DULUTH, Minn. — Scientists are investigating an unprecedented algae bloom in Lake Superior and have sent samples for lab testing to determine if it is toxic.

Kayakers and other visitors to the popular lakeshores along eastern Minnesota and northwestern Wisconsin found green scummy algae last week on Lake Superior’s surface, Minnesota Public Radio reported.

The bloom has largely dissipated but reports suggest it stretched 50 miles (80.5 kilometers) along the shoreline from near Superior, Wisconsin, to the Apostle Islands, said Robert Sterner, director of the Large Lakes Observatory at the University of Minnesota-Duluth.

“They’re very noticeable and very unexpected in a place like the deep and cold and generally low-nutrient Lake Superior,” Sterner said.

Blue-green algae blooms have become more common in other U.S. lakes and rivers. The increase is partly because of warming water temperatures and more nutrients like phosphorus and nitrogen running off into bodies of water from farmland and cities, according to scientists.

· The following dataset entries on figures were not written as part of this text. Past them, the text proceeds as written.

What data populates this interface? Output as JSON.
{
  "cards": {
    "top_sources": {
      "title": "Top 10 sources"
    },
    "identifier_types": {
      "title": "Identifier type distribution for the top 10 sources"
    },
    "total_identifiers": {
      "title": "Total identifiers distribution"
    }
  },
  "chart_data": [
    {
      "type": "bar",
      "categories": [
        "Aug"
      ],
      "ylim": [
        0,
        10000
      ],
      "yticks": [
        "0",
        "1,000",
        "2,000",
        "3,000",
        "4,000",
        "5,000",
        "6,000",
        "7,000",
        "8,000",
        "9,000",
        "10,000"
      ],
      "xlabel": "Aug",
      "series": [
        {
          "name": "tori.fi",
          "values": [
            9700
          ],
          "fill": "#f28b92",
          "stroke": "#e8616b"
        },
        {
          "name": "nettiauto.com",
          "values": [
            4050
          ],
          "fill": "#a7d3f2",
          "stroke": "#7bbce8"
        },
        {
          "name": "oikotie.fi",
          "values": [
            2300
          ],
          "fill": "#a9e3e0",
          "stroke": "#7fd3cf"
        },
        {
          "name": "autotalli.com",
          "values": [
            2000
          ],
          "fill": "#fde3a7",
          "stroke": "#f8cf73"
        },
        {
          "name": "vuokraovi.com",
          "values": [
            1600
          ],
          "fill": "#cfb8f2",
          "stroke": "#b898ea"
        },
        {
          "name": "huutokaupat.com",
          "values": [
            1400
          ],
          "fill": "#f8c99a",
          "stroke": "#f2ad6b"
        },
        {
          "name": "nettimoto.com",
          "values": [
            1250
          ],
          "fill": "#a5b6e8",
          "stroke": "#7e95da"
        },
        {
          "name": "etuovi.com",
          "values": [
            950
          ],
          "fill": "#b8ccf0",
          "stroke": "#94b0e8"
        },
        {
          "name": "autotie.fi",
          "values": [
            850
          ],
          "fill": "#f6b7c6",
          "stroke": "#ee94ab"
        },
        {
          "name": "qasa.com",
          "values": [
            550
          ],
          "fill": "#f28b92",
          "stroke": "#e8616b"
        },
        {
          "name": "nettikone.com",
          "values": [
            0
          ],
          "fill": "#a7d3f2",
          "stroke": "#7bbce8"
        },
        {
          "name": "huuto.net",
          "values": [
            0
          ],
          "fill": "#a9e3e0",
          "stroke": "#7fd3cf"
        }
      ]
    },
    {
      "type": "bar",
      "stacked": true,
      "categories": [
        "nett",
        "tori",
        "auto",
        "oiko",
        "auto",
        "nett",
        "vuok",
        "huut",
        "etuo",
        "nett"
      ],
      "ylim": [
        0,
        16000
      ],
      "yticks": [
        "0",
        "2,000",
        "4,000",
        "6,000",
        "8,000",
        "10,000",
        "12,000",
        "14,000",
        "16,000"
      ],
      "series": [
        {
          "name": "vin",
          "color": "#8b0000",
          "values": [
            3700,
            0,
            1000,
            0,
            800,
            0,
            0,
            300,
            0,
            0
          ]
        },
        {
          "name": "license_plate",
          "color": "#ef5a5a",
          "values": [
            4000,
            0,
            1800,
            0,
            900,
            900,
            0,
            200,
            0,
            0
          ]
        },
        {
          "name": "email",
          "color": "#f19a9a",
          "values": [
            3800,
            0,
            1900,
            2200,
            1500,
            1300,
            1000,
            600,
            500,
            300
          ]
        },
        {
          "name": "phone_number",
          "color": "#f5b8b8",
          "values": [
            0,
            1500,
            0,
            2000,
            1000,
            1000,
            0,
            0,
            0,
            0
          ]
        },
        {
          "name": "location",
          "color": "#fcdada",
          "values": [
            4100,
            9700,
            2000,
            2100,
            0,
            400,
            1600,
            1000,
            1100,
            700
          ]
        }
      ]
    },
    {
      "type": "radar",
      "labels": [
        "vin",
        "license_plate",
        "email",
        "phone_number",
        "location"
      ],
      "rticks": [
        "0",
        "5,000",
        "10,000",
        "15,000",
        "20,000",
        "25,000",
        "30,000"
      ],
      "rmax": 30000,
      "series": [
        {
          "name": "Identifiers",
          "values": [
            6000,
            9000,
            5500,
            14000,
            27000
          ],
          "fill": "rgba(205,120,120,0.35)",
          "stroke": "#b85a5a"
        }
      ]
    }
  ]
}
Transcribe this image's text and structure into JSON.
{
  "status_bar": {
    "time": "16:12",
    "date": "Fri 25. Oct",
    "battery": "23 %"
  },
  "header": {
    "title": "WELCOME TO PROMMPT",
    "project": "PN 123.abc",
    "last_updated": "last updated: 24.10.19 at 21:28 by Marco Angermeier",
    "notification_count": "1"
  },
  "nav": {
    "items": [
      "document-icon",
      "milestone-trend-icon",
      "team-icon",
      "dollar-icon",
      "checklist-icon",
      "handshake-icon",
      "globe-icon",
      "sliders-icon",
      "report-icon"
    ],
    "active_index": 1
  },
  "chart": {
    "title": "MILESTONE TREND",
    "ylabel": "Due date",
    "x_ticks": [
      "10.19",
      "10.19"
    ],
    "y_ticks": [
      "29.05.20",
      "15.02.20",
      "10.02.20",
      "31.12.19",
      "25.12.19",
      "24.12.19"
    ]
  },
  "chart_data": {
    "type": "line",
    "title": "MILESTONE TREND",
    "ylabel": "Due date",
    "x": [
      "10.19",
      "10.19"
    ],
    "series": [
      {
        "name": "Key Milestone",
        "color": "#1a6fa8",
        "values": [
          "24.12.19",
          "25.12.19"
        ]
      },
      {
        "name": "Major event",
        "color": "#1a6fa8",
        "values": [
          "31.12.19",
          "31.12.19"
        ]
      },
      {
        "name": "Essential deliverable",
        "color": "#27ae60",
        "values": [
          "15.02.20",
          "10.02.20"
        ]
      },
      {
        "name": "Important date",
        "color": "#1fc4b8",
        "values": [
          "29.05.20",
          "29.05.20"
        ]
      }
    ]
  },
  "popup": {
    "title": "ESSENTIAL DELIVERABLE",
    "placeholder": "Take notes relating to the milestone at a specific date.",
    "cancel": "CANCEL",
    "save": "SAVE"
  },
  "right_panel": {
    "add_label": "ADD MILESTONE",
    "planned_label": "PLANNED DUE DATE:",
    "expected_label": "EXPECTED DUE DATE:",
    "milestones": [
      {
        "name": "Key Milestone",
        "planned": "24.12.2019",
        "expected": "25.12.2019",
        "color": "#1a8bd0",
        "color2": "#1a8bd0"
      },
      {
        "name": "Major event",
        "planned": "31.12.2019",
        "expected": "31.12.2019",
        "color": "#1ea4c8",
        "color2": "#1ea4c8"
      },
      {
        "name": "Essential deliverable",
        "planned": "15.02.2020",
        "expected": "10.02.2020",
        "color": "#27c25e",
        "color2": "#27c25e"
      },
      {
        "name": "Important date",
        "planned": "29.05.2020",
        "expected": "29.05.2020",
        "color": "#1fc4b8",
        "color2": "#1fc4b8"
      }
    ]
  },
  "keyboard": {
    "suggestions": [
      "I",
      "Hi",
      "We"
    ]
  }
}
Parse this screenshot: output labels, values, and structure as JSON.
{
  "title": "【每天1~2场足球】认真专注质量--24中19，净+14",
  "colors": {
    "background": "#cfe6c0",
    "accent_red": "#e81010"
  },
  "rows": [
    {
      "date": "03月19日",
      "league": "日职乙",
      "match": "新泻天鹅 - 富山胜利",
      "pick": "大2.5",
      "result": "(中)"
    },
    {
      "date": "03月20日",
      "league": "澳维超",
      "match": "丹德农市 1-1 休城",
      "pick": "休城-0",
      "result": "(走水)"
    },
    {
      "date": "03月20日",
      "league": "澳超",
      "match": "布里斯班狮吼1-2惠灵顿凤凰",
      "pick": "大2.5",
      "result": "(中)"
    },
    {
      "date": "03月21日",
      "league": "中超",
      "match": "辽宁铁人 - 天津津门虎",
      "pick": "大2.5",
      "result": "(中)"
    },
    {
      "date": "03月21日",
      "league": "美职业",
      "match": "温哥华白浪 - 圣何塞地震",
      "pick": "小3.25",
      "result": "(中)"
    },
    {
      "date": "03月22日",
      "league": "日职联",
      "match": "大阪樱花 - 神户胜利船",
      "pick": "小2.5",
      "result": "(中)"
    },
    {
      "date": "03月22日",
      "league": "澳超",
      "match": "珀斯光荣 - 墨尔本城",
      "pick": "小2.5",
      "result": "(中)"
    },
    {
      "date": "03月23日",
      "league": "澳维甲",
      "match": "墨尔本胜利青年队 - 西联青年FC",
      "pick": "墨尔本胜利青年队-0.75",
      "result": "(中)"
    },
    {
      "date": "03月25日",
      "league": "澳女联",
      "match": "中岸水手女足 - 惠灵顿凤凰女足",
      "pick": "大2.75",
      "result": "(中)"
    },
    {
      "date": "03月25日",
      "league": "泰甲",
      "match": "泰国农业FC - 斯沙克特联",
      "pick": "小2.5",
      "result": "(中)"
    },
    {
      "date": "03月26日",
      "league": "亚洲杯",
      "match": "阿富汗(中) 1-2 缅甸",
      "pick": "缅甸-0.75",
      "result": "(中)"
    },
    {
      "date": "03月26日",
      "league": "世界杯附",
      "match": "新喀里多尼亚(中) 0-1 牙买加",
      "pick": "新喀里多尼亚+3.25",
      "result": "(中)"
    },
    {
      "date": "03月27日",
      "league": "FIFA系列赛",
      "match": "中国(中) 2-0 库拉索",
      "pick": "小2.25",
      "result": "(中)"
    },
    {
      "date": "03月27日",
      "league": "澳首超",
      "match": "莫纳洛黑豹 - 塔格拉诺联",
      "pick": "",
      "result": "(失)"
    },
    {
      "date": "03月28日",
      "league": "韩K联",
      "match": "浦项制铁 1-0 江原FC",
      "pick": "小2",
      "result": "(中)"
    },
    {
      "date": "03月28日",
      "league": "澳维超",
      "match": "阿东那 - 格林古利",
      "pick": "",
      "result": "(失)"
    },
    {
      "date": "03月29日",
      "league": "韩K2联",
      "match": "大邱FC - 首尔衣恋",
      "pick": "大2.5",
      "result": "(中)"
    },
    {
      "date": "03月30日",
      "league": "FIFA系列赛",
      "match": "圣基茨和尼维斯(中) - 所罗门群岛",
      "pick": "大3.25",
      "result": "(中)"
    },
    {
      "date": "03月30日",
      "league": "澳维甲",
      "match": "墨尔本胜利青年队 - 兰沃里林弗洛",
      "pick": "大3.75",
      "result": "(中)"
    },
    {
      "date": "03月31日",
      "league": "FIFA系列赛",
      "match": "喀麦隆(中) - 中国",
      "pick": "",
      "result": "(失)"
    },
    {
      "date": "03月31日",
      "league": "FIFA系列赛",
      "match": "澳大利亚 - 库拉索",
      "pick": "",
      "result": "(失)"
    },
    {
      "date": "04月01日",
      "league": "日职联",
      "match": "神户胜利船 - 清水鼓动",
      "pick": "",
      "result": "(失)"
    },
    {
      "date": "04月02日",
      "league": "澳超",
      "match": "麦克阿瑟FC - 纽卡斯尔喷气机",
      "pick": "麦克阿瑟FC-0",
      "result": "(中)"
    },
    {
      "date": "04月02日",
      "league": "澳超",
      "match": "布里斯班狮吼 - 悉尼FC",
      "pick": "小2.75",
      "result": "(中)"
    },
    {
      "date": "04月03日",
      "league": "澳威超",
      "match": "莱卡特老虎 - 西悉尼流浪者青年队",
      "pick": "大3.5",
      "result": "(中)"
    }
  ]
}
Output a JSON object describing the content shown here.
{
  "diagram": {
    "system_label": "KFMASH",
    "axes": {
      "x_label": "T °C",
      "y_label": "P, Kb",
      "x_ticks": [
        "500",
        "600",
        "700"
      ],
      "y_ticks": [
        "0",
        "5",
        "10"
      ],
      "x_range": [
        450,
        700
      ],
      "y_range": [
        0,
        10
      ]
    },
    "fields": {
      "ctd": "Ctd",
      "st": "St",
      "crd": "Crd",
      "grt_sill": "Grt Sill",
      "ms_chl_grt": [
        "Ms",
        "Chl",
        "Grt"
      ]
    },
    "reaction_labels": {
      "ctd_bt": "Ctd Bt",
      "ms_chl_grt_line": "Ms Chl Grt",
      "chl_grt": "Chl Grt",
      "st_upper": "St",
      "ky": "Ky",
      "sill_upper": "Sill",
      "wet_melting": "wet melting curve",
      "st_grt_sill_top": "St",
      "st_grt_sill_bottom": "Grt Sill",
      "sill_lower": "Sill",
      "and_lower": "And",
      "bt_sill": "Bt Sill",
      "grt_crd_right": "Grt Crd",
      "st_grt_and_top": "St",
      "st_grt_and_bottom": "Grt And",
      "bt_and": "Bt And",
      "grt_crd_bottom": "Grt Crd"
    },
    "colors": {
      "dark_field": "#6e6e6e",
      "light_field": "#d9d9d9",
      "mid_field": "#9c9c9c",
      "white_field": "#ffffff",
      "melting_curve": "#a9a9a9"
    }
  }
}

Researchers aren’t certain why Lake Superior is suddenly experiencing such algae blooms, but they believe they’re connected to several major storms in the region that have occurred since 2012. The storms carry into the lake large amounts of sediment, which contains nutrients that feed algae growth.

Scientists expect to see more blooms in the lake because of the increased water temperature and frequency of severe rainstorms in the Upper Midwest, an effect of climate change.

Sterner stressed that the blooms that have occurred so far have had minimal impact on the lake’s water quality. Researchers expect to know by the end of the week whether the bloom was toxic.